The paper gives a formal semantics of Cuneiform and discusses the design decisions enabling this functional programming language to make use of large-scale distributed compute infrastructures.
Computation Semantics of the Functional Scientific Programming Language Cuneiform
Cuneiform is a minimal functional programming language for large-scale scientific data analysis. Implementing a strict black-box view on external operators and data it allows the direct embedding of code in a variety of external languages like Python or R, provides data-parallel higher-order operators for processing large partitioned data sets, allows conditionals and general recursion, and has a naturally parallelizable evaluation strategy suitable for multi-core servers and distributed execution environments like Hadoop, HTCondor, or distributed Erlang. Cuneiform has been applied in several data-intensive research areas including remote sensing, machine learning, and bioinformatics, all of which critically depend on the flexible assembly of pre-existing tools and libraries written in different languages into complex pipelines.

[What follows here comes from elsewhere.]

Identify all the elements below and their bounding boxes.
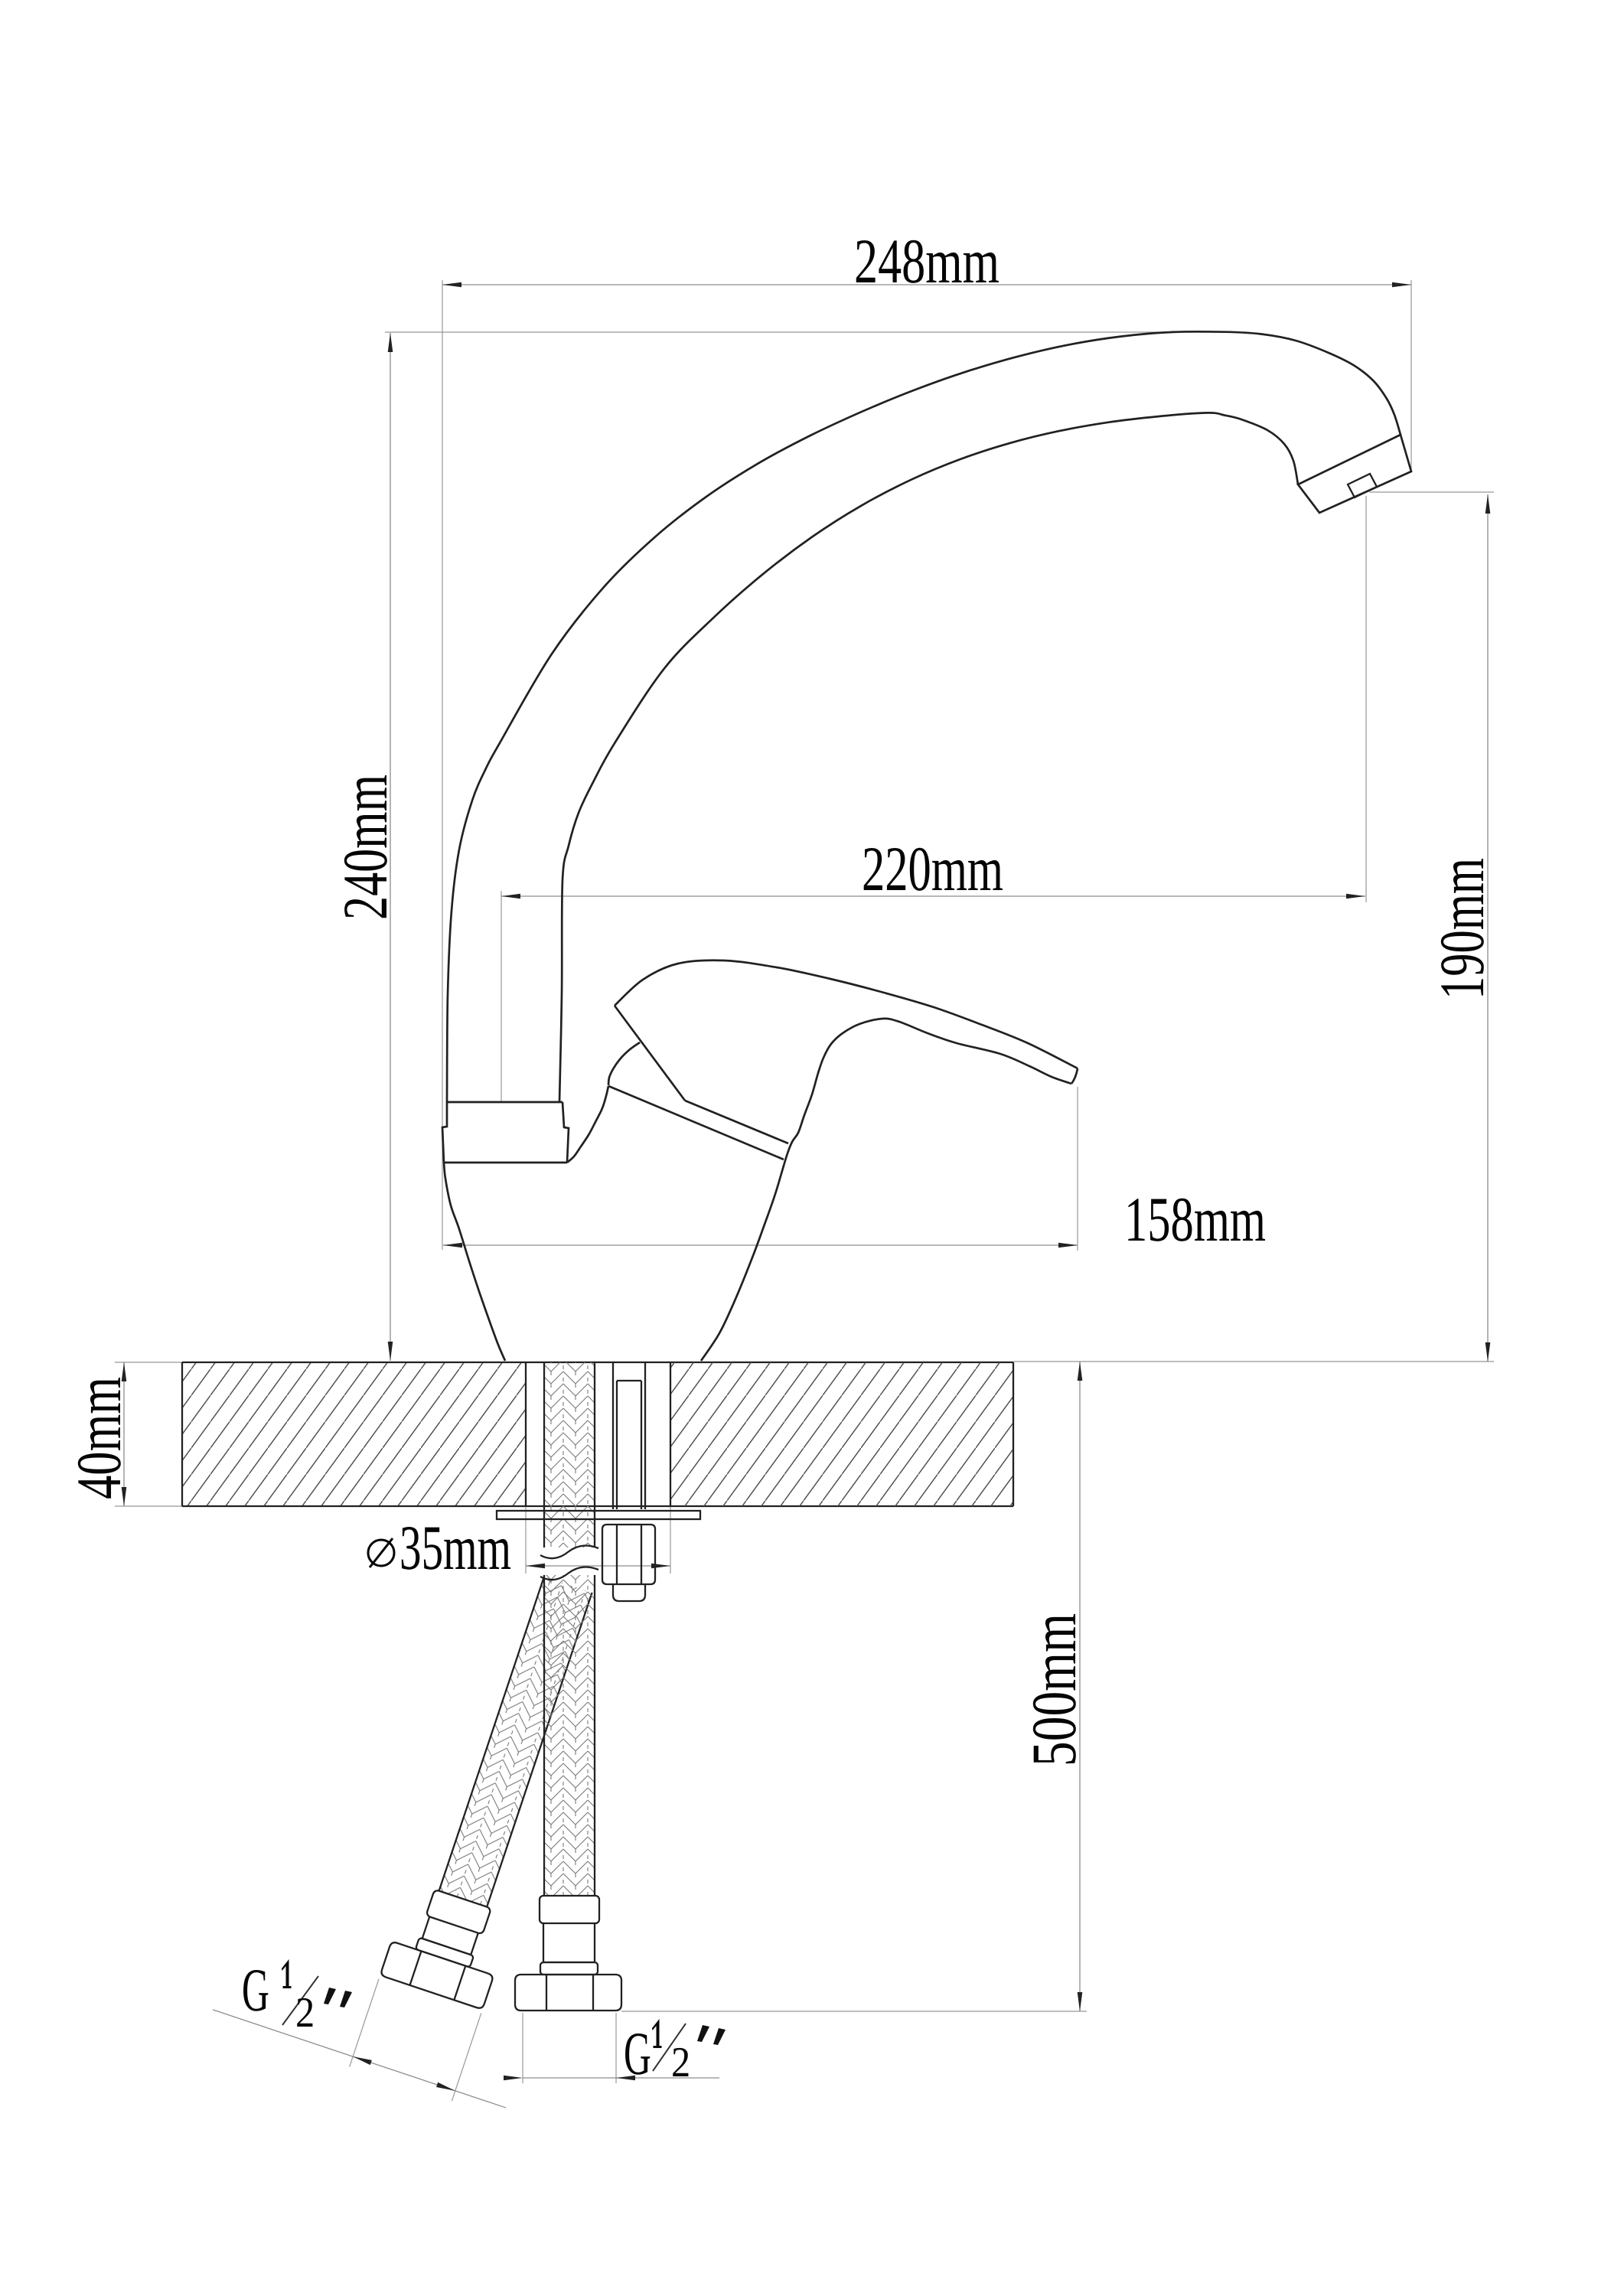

This paper introduces the computation semantics for Cuneiform. It presents Cuneiform’s abstract syntax, a simple type system, and the semantics of evaluation. Providing an unambiguous specification of the behavior of Cuneiform eases the implementation of interpreters which we showcase by providing a concise reference implementation in Erlang. The similarity of Cuneiform’s syntax to the simply typed lambda calculus puts Cuneiform in perspective and allows a straight-forward discussion of its design in the context of functional programming. Moreover, the simple type system allows the deduction of the language’s safety up to black-box operators. Lastly, the formulation of the semantics also permits the verification of compilers to and from other workflow languages.